Wie sich Weltpolitik mit Bergen, Flüssen und Stürmen erklären lässt

Alle Regierungen, alle Staatschefs unterliegen den Zwängen der Geographie. Um Geschichte und Politik zu verstehen, muss man die Landschaft mit einbeziehen. Deswegen veröffentlichen wir das entscheidende Kapitel aus dem Buch „Die Macht der Geographie“, das KR-Mitglied Lotta gefunden und uns empfohlen hat.

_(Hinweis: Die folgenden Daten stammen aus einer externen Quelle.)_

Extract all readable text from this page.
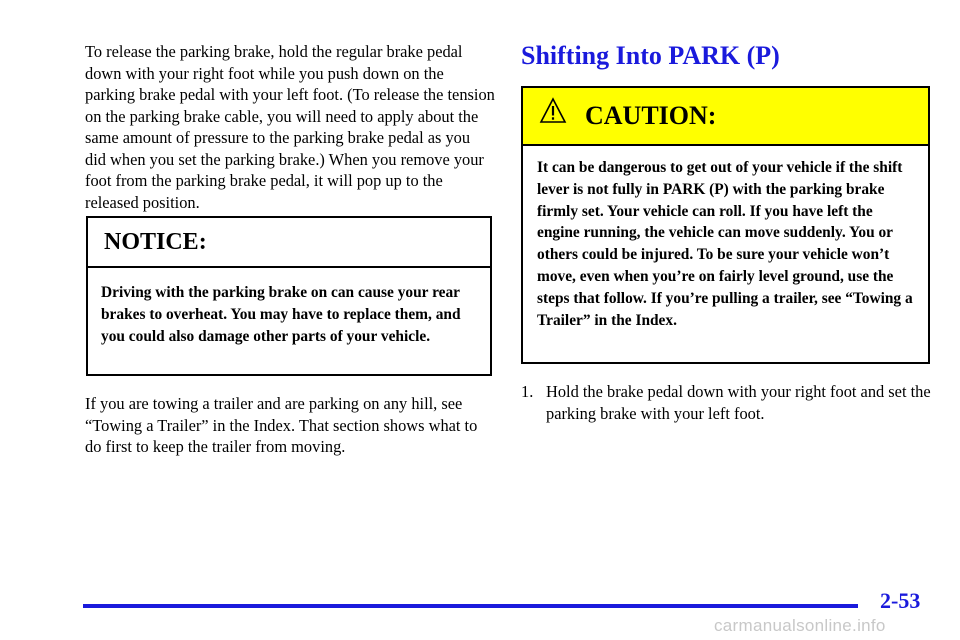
To release the parking brake, hold the regular brake pedal down with your right foot while you push down on the parking brake pedal with your left foot. (To release the tension on the parking brake cable, you will need to apply about the same amount of pressure to the parking brake pedal as you did when you set the parking brake.) When you remove your foot from the parking brake pedal, it will pop up to the released position.

NOTICE:
Driving with the parking brake on can cause your rear brakes to overheat. You may have to replace them, and you could also damage other parts of your vehicle.

If you are towing a trailer and are parking on any hill, see “Towing a Trailer” in the Index. That section shows what to do first to keep the trailer from moving.

Shifting Into PARK (P)
CAUTION:
It can be dangerous to get out of your vehicle if the shift lever is not fully in PARK (P) with the parking brake firmly set. Your vehicle can roll. If you have left the engine running, the vehicle can move suddenly. You or others could be injured. To be sure your vehicle won’t move, even when you’re on fairly level ground, use the steps that follow. If you’re pulling a trailer, see “Towing a Trailer” in the Index.
1. Hold the brake pedal down with your right foot and set the parking brake with your left foot.
2-53
carmanualsonline.info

Profilbild von Tim Marshall

In der Offline-Welt da draußen, aber auch im Netz selbst gibt es zahlreiche journalistische und wissenschaftliche Perlen, die wir gerne entdecken möchten. Im KR-Buchklub empfehlen Leser und Redakteure ihre Lieblingsbücher, Vorträge, Essays oder Reportagen. Wir veröffentlichen einen Auszug daraus und laden euch ein, in den Kommentaren darüber zu diskutieren.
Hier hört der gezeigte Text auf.